Marie-Thérèse Bodart, Les Meubles, Bruxelles, Samsa/Académie royale de Langue et de Littérature françaises, 2014, 84 p.

meubles

La réédition de ce roman paru en 1972, le dernier de l’œuvre de Marie-Thérèse Bodart, est à qualifier d’hypnotique. C’est celui d’une famille qui, après avoir explosé, implose. Une famille renfermée sur elle et ses possessions. Car les biens possédés – terrains et maisons, entreprise et hypothèques qui s’y rattachent – relient les protagonistes et les lient. Les membres du clan sont à couteaux tirés entre les mâles arrogants autant que sexistes et les femelles asservies mais cultivant le goût de la révolte et de la provocation, entre les maîtres incompétents et les opportunistes serviteurs. Même si certains ont contact avec le monde extérieur, le huis clos subsiste dont, semble-t-il, on ne s’évade vraiment que par la mort.

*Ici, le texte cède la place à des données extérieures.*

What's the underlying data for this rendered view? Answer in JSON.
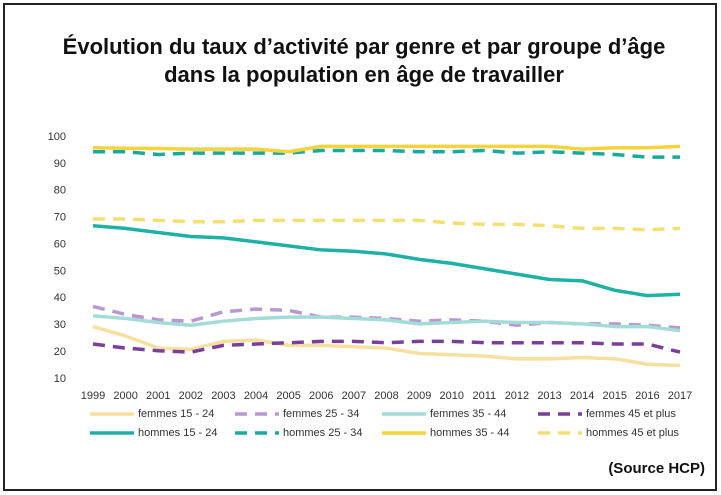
{
  "chart_data": {
    "type": "line",
    "title": [
      "Évolution du taux d’activité par genre et par groupe d’âge",
      "dans la population en âge de travailler"
    ],
    "source": "(Source HCP)",
    "categories": [
      "1999",
      "2000",
      "2001",
      "2002",
      "2003",
      "2004",
      "2005",
      "2006",
      "2007",
      "2008",
      "2009",
      "2010",
      "2011",
      "2012",
      "2013",
      "2014",
      "2015",
      "2016",
      "2017"
    ],
    "ylim": [
      10,
      100
    ],
    "yticks": [
      10,
      20,
      30,
      40,
      50,
      60,
      70,
      80,
      90,
      100
    ],
    "grid": false,
    "legend": "bottom",
    "series": [
      {
        "name": "femmes 15 - 24",
        "color": "#f6df9f",
        "dashed": false,
        "values": [
          29.5,
          26,
          21.5,
          21,
          24,
          24.5,
          22.5,
          22.5,
          22,
          21.5,
          19.5,
          19,
          18.5,
          17.5,
          17.5,
          18,
          17.5,
          15.5,
          15
        ]
      },
      {
        "name": "femmes 25 - 34",
        "color": "#b998d2",
        "dashed": true,
        "values": [
          37,
          34,
          32,
          31.5,
          35,
          36,
          35.5,
          33,
          33,
          32.5,
          31.5,
          32,
          31.5,
          30,
          31,
          30.5,
          30.5,
          30,
          29
        ]
      },
      {
        "name": "femmes 35 - 44",
        "color": "#a3dcd6",
        "dashed": false,
        "values": [
          33.5,
          32.5,
          31,
          30,
          31.5,
          32.5,
          33,
          33,
          32.5,
          32,
          30.5,
          31,
          31.5,
          31,
          31,
          30.5,
          29.5,
          29.5,
          28
        ]
      },
      {
        "name": "femmes 45 et plus",
        "color": "#7a3f98",
        "dashed": true,
        "values": [
          23,
          21.5,
          20.5,
          20,
          22.5,
          23,
          23.5,
          24,
          24,
          23.5,
          24,
          24,
          23.5,
          23.5,
          23.5,
          23.5,
          23,
          23,
          20
        ]
      },
      {
        "name": "hommes 15 - 24",
        "color": "#1fb0a6",
        "dashed": false,
        "values": [
          67,
          66,
          64.5,
          63,
          62.5,
          61,
          59.5,
          58,
          57.5,
          56.5,
          54.5,
          53,
          51,
          49,
          47,
          46.5,
          43,
          41,
          41.5
        ]
      },
      {
        "name": "hommes 25 - 34",
        "color": "#19a99f",
        "dashed": true,
        "values": [
          94.5,
          94.5,
          93.5,
          94,
          94,
          94,
          94,
          95,
          95,
          95,
          94.5,
          94.5,
          95,
          94,
          94.5,
          94,
          93.5,
          92.5,
          92.5
        ]
      },
      {
        "name": "hommes 35 - 44",
        "color": "#f3d43c",
        "dashed": false,
        "values": [
          96,
          95.8,
          95.7,
          95.5,
          95.5,
          95.5,
          94.5,
          96.5,
          96.5,
          96.5,
          96.5,
          96.5,
          96.5,
          96.5,
          96.5,
          95.5,
          96,
          96,
          96.5
        ]
      },
      {
        "name": "hommes 45 et plus",
        "color": "#f4df72",
        "dashed": true,
        "values": [
          69.5,
          69.5,
          69,
          68.5,
          68.5,
          69,
          69,
          69,
          69,
          69,
          69,
          68,
          67.5,
          67.5,
          67,
          66,
          66,
          65.5,
          66
        ]
      }
    ]
  }
}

Alors que tout finit peu à peu par se déglinguer, ne subsiste qu’un attachement matérialiste obsessionnel. Et cet attachement, au prétexte de conserver les meubles afin de les revendre pour retrouver un peu de l’argent dilapidé en mauvaise gestion et en gaspillage, est évidemment illusoire puisque leur conservation n’est en rien assurée compte tenu des conditions d’entreposage.

Ce bref roman emporte. Pour des raisons externes, comme le souligne Jean-Luc Wauthier dans la préface. Parce que son atmosphère étrange, étouffante à cause de la présence permanente de corneilles, fait inévitablement penser à la nouvelle de Daphne du Maurier qui inspira Hitchcock pour son film « Les Oiseaux ». Parce que l’envahissement de l’espace par le mobilier ramène inexorablement à l’Ionesco de « Les Chaises ». Pour des raisons internes aussi, parce que lorsque grandit la part accordée aux dialogues et soliloques, le ton utilisé n’est pas sans accointance avec le meilleur de Materlinck dramaturge.

Après le patrimoine matériel, l’esprit est attaqué. Le déséquilibre mental joue les mérules. Insidieusement les personnages avencent vers leur propre perte selon un destin forcément tragique dans cet univers où l’innocence se nomme en réalité aveuglement et impuissance.